Yes the heat sink sounds like alot of work, and currently I don’t have any more space to make the box any larger than it is. Also the box is not sealed, I’m going on the assumption the area under the seat looks pretty dry after a heavy thunderstorm.

I’m now getting interested it doing a custom diy circuit to have all the electronics in one piece, any advice where can I start looking at?

Hmm… idk? I think you’ve done well. Maybe you can push through and get it going. Then you can decide what you like and don’t like and what works and what doesn’t. You have everything together and you are so close to being finished I think you should give it a try for a bit. No?

intosite
Offline
Last seen: 3 months 2 days ago
Joined: 08/04/2017 - 04:34
Posts: 11

Thanks. Yes I definitely will. Currently just awaiting for new buttons to come in, cause the initial 16mm ones were too finicky to operate with gloves on.

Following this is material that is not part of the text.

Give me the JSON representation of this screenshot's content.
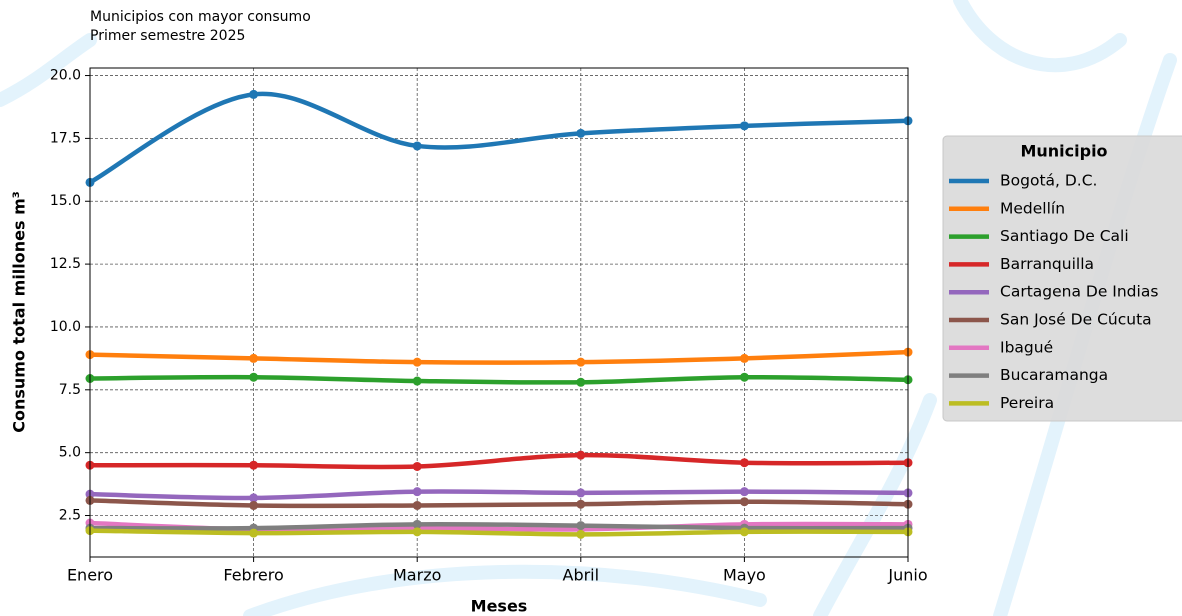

Also awaiting for other bike parts to arrive and bring them to the workshop to get it nicely installed at one go.

LightRider
LightRider's picture
Offline
Last seen: 3 weeks 1 day ago
Joined: 08/05/2015 - 09:52
Posts: 2007
Location: U.P. MI, USA

intosite wrote:
Thanks. Yes I definitely will. Currently just awaiting for new buttons to come in, cause the initial 16mm ones were too finicky to operate with gloves on.

Also awaiting for other bike parts to arrive and bring them to the workshop to get it nicely installed at one go.

Give us some pics when you get it together:)

intosite
Offline
Last seen: 3 months 2 days ago
Joined: 08/04/2017 - 04:34
Posts: 11

Edited post, added some beam & build shots.